例えば、天気予報でいえば、「たまたま元データの別々の県の天気が同じだったときに、それを相関と勘違いしてしまう」ということである。 サンプル数が少なければ少ないほど発生しそうだ。ただ、ここでこれを解決するために、さらに単純にリアルなサンプルを増やす訳ではなく、以下の方法を取るのが面白い。
- 天気データに適当にノイズを加えてみて、人工的に適当なデータを作り、天気データを作ってみる。100件の元データから1万件作ってみる。
- ニューロンの隠れ層を50%くらい消してみて、それでも同じ答えが出るかどうか
人間ごときがデータに多少ノイズを加えても、すでに出した答えのやり方を使えなくしたとしても、正しそうな答えが出る特徴量を出すべし!ということだ。 こうやって何事にも影響を受けないような特徴量を出す訳である。面白い。
実際に、ノイズを入れて爆発的にデータを増やして学習させてみると、演算処理は大変になる。
過去にグーグルではネコ画像識別のための特徴量抽出をやるために、1000台のサーバを利用して1億円ほどかけた。 (その後、GPUをうまく利用して、少ないマシンなどでもできるようになった)

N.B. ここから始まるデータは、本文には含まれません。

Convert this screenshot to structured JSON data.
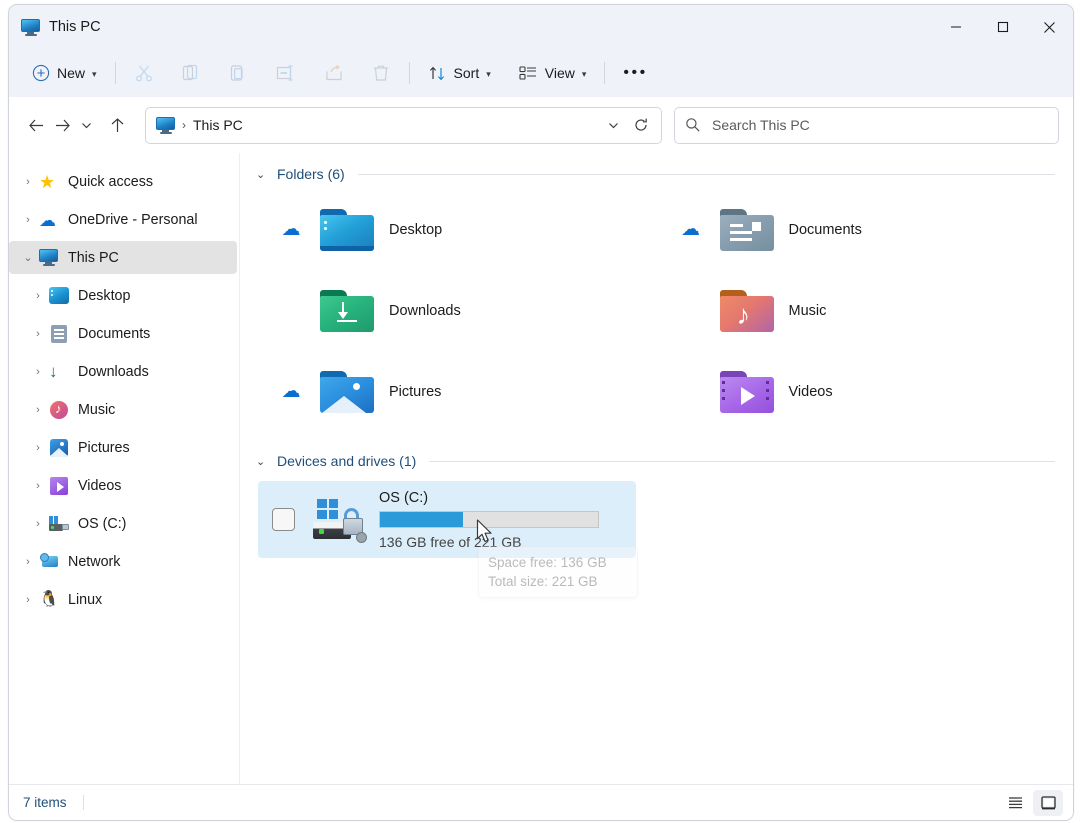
{
  "window": {
    "title": "This PC",
    "title_icon": "this-pc-monitor-icon",
    "controls": {
      "minimize": "─",
      "maximize": "□",
      "close": "✕"
    }
  },
  "toolbar": {
    "new_label": "New",
    "sort_label": "Sort",
    "view_label": "View",
    "more_label": "•••",
    "items": [
      {
        "name": "cut",
        "icon": "scissors-icon",
        "disabled": true
      },
      {
        "name": "copy",
        "icon": "copy-icon",
        "disabled": true
      },
      {
        "name": "paste",
        "icon": "paste-icon",
        "disabled": true
      },
      {
        "name": "rename",
        "icon": "rename-icon",
        "disabled": true
      },
      {
        "name": "share",
        "icon": "share-icon",
        "disabled": true
      },
      {
        "name": "delete",
        "icon": "trash-icon",
        "disabled": true
      }
    ]
  },
  "navbar": {
    "back": "back-arrow-icon",
    "forward": "forward-arrow-icon",
    "recent": "chevron-down-icon",
    "up": "up-arrow-icon",
    "breadcrumb": {
      "icon": "this-pc-monitor-icon",
      "separator": "›",
      "text": "This PC"
    },
    "dropdown": "chevron-down-icon",
    "refresh": "refresh-icon"
  },
  "search": {
    "placeholder": "Search This PC",
    "icon": "search-icon"
  },
  "sidebar": {
    "items": [
      {
        "label": "Quick access",
        "icon": "star-icon",
        "chevron": "›",
        "indent": 0,
        "selected": false
      },
      {
        "label": "OneDrive - Personal",
        "icon": "onedrive-cloud-icon",
        "chevron": "›",
        "indent": 0,
        "selected": false
      },
      {
        "label": "This PC",
        "icon": "this-pc-monitor-icon",
        "chevron": "⌄",
        "indent": 0,
        "selected": true
      },
      {
        "label": "Desktop",
        "icon": "desktop-folder-icon",
        "chevron": "›",
        "indent": 1,
        "selected": false
      },
      {
        "label": "Documents",
        "icon": "documents-folder-icon",
        "chevron": "›",
        "indent": 1,
        "selected": false
      },
      {
        "label": "Downloads",
        "icon": "downloads-folder-icon",
        "chevron": "›",
        "indent": 1,
        "selected": false
      },
      {
        "label": "Music",
        "icon": "music-folder-icon",
        "chevron": "›",
        "indent": 1,
        "selected": false
      },
      {
        "label": "Pictures",
        "icon": "pictures-folder-icon",
        "chevron": "›",
        "indent": 1,
        "selected": false
      },
      {
        "label": "Videos",
        "icon": "videos-folder-icon",
        "chevron": "›",
        "indent": 1,
        "selected": false
      },
      {
        "label": "OS (C:)",
        "icon": "drive-icon",
        "chevron": "›",
        "indent": 1,
        "selected": false
      },
      {
        "label": "Network",
        "icon": "network-icon",
        "chevron": "›",
        "indent": 0,
        "selected": false
      },
      {
        "label": "Linux",
        "icon": "linux-penguin-icon",
        "chevron": "›",
        "indent": 0,
        "selected": false
      }
    ]
  },
  "content": {
    "groups": [
      {
        "title": "Folders (6)",
        "chevron": "⌄"
      },
      {
        "title": "Devices and drives (1)",
        "chevron": "⌄"
      }
    ],
    "folders": [
      {
        "label": "Desktop",
        "icon": "desktop-folder-icon",
        "cloud": "cloud-status-icon"
      },
      {
        "label": "Documents",
        "icon": "documents-folder-icon",
        "cloud": "cloud-status-icon"
      },
      {
        "label": "Downloads",
        "icon": "downloads-folder-icon",
        "cloud": ""
      },
      {
        "label": "Music",
        "icon": "music-folder-icon",
        "cloud": ""
      },
      {
        "label": "Pictures",
        "icon": "pictures-folder-icon",
        "cloud": "cloud-status-icon"
      },
      {
        "label": "Videos",
        "icon": "videos-folder-icon",
        "cloud": ""
      }
    ],
    "drive": {
      "name": "OS (C:)",
      "capacity_text": "136 GB free of 221 GB",
      "free_gb": 136,
      "total_gb": 221,
      "used_percent": 38,
      "bar_color": "#2b9ad8",
      "selected": true,
      "selection_color": "#ddeefb"
    },
    "tooltip": {
      "line1": "Space free: 136 GB",
      "line2": "Total size: 221 GB"
    }
  },
  "statusbar": {
    "item_count": "7 items",
    "views": [
      {
        "name": "details-view-button",
        "icon": "list-lines-icon",
        "active": false
      },
      {
        "name": "large-icons-view-button",
        "icon": "large-icon-square-icon",
        "active": true
      }
    ]
  }
}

2016年では、クラウド技術も発達し、このデータ訓練のために気軽にコンピューティング能力を利用できるようになったというのがポイントです。
人工知能が長年できなかった理由
本の途中面白い一節があります。(意訳)
人工知能が長年できなかった理由は、コンピュータが概念を獲得しないまま、記号を単なる記号表現としてのみ扱ってなかった。 記号を「概念と記号表現がセットになったもの」として扱ってなかった。
ようするに、語学学習でいえば、日本語と英語の横への文字変換だけをして翻訳マシン作ろうとしていた、という感じでしょうか。 これでは、日本語と英語ができたとしても、じゃぁスペイン語にすぐ横展開できるのかいというと、また個別に作り直しですね。 そこに一つ概念が入れば、中国語だろうと、なんでも変換できそうです。
とはいえ、コンピュータが概念を獲得できるというのは、結局特徴量というただのデータな訳ですが、ワクワクしてくるものがあります。
最後に
全部まとめると長くなりそうなのでこのあたりで一旦終了。 概念のみで、細かいロジックなどは個別に理解していくことは必要だなという印象。とはいえ、冒頭にも記載した通り、読んでよかった。 久しぶりにマッチ箱と脳でもまた読み返そうかなと思います。
そういえば、学部生時代に山口高平先生の研究室を応募して、落ちたことを思い出した。定員8名、応募9人のうちの記念すべき1人だった記憶がある笑。 流石に当時はチャランポランすぎたと今さら反省。真面目に頑張ります。